The most significant factor in corrosion behavior was found to be the environmental condition (i.e. full immersion, dry-wet cycles, synthetic perspiration, concentrated synthetic perspiration) given that both alloys possess greater than 89% Cu. While all scenarios facilitate copper ion release at concentrations above those necessary to kill bacteria, concentration build-up in drying-wetting testing with synthetic perspiration solution resulted in the greatest copper ion release rate, followed by full immersion testing with concentrated perspiration solution simulating the concentration just before drying or low %RH. Lastly, full immersion testing with normal concentration synthetic perspiration solution was the least aggressive. Additionally, corrosion layer thickness and Cu ion release varied by solution and alloy. Cyclic wetting and drying in synthetic perspiration yielded Cu based precipitates due to limited droplet volume subject to solubility laws, followed by full immersion with synthetic perspiration solution and lastly full immersion with concentrated perspiration. All solutions generated CuO and Cu2O corrosion products, with the formation of Cu2(OH)3Cl especially aided by the high Cl- content in drying-wetting testing. Additionally, copper carbonate products formed during cyclic drying-wetting in synthetic perspiration, likely due to extended exposure to lab air, thin electrolyte films and the governing solubility laws. It is hypothesized that oxide formation occurs by direct oxidation to form a compact CuO and Cu2O film, and by homogeneous chemical precipitation due to supersaturation of the droplet volume with metal cations.

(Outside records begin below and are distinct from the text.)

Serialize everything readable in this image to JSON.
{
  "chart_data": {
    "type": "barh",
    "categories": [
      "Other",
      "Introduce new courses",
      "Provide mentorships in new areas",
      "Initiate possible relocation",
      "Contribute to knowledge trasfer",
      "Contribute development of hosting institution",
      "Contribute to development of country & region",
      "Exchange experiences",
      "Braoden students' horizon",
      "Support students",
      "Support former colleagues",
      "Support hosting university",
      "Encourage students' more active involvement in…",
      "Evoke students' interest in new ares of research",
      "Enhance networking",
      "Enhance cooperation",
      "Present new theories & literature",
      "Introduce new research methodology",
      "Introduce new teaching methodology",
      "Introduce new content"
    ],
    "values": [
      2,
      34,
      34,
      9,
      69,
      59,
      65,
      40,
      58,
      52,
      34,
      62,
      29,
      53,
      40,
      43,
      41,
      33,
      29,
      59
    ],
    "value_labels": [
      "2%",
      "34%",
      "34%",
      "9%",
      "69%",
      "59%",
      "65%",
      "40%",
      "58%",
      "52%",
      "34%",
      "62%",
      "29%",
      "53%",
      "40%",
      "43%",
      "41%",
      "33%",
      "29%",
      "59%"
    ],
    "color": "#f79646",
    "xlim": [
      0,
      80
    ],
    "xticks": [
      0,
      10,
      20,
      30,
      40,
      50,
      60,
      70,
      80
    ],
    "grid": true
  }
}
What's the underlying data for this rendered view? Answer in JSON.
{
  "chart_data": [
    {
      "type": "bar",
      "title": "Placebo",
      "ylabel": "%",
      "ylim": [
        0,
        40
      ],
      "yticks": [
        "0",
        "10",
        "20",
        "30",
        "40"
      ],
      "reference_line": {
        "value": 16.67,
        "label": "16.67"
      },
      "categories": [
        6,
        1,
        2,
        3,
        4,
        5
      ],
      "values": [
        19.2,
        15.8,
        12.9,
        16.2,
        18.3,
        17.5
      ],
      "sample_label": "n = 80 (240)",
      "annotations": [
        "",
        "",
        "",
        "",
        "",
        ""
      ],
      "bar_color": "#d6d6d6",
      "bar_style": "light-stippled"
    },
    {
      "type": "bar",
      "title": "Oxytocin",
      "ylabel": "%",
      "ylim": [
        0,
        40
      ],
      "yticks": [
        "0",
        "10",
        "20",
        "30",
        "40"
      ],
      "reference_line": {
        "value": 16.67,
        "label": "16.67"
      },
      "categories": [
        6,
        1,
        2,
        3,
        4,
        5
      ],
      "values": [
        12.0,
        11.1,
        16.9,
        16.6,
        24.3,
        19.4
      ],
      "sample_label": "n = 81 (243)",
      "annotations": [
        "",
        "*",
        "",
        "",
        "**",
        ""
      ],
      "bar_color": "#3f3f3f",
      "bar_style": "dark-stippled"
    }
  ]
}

The work in this thesis contributes to the assessment of copper alloys for hospital applications by assessing corrosion behavior as opposed to empirical bacteria kill testing. As such, it evaluates the corrosion process by which a copper alloy is antimicrobial. Results in this thesis indicate that alloy composition and environment are the primary factors controlling corrosion behavior. A complex effect is evident in Nordic Gold alloy with Sn, Zn, and Al. Future work is suggested continue to define the role of corrosion environment on the fate of copper. For instance, antimicrobial efficacy is typically tested in nutrient broths instead of perspiration. Additionally, this work established the methodology and foundation to bridge empirical antimicrobial testing through bacteria kill rates with corrosion studies determining ion release directly from copper alloys.